O Festival Internacional de Cinema de Melbourne, por exemplo, tirou o título de sua programação por acreditar que o longa “normaliza o interesse sexual nas crianças”. Mesmo assim, O Problema de Nascer estreou no Festival de Cinema de Berlim, em fevereiro, quando ganhou um prêmio na seção Encontros dedicada a obras de conteúdo mais arrojado. A condecoração, no entanto, não evitou determinada críticas na imprensa, que o taxaram de um “filme de pedofilia androide”.

O que mais incomodou determinada parcela da audiência foi a primeira metade do filme, quando Elli vive uma relação dúbia com seu pai. Mas as incertezas pontuam o filme, pois não se sabe se aquele pai é o criador do androide ou apenas o proprietário, um homem infeliz que busca minimizar a dor da perda da filha real.

A função de consolo da menina máquina é reforçada quando Elli parte em uma inesperada viagem sem rumo (provocando nova dor de perda em seu “pai”) até chegar à casa de uma senhora, levada pelo filho. Ali, o androide ganha novas feições, personalizado de acordo com as necessidades emocionais daquela mulher, que sente a falta de um filho. Novamente, a relação entre máquina e humano não é plenamente realizada.

O roteiro sugere semelhanças com longas como AI – Inteligência Artificial (2001), que Steven Spielberg dirigiu a partir do conto de Brian Aldiss; ou Ex_Machina: Instinto Artificial, escrito e dirigido por Alex Garland, em 2014.

Em uma entrevista à revista Variety, concedida logo depois da exibição do longa em Berlim, Sandra afastou qualquer influência. “Foi Roderick Warich, meu coautor, quem teve a ideia de fazer um filme sobre um androide infantil e achei muito interessante e intrigante contar a história do ponto de vista desse androide que não se importa, que não quer nada além do que está programado para querer”, afirmou. “Para mim, o filme é mais sobre a virtualidade de nossas próprias conversas, da nossa realidade e que como estamos por conta própria, após sofrermos perdas.”

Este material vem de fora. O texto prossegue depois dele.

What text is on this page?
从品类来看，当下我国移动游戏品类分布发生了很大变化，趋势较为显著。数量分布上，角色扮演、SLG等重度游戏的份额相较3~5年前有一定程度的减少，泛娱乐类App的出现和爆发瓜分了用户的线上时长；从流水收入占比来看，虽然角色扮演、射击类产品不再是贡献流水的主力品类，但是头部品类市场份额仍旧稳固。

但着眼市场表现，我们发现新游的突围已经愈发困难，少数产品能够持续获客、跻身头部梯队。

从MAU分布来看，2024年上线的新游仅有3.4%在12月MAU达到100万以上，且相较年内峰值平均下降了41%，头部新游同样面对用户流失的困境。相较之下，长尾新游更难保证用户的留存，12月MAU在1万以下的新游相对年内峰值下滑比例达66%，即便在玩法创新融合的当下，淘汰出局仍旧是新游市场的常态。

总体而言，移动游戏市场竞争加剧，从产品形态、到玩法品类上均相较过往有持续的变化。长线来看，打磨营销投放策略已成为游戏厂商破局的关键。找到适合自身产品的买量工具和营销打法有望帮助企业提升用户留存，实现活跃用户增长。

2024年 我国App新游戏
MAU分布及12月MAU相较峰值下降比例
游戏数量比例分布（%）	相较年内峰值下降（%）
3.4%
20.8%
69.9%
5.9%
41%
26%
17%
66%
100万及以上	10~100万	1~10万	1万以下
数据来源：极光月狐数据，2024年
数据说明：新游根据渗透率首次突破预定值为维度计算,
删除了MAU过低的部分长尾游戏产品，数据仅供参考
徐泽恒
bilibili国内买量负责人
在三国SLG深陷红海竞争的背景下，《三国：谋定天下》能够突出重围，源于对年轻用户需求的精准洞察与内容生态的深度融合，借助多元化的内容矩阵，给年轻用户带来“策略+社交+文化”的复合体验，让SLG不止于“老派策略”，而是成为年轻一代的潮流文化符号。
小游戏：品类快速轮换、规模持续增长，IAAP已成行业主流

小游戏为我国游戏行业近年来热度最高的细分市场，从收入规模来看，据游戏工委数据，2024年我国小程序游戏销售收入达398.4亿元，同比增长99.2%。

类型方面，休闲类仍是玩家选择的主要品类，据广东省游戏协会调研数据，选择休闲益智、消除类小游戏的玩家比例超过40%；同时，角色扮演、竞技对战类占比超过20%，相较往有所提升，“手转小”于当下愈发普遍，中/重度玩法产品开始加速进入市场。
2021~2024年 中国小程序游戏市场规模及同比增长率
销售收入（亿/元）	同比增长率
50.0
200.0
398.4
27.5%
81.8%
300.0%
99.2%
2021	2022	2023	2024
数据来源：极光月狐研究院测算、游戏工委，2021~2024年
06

Para a cineasta, seu longa trata essencialmente de uma questão delicada: o fato de como as pessoas estão se tornando cada vez mais virtuais em seus relacionamentos, o que acentua, na verdade, o isolamento em que todos já vivem.

Além da solidão, o filme trata ainda da incapacidade do ser humano em lidar com a morte – ainda que, em diversas civilizações, o fato seja festejado e não lamentado.

A dor do pai de Elli e da mãe que lamenta a falta de seu caçula é provocada pela incapacidade de se lidar com o vazio deixado por essas ausências. E, ainda mais triste, nem as máquinas conseguem reparar as perdas inevitáveis.

As informações são do jornal O Estado de S. Paulo.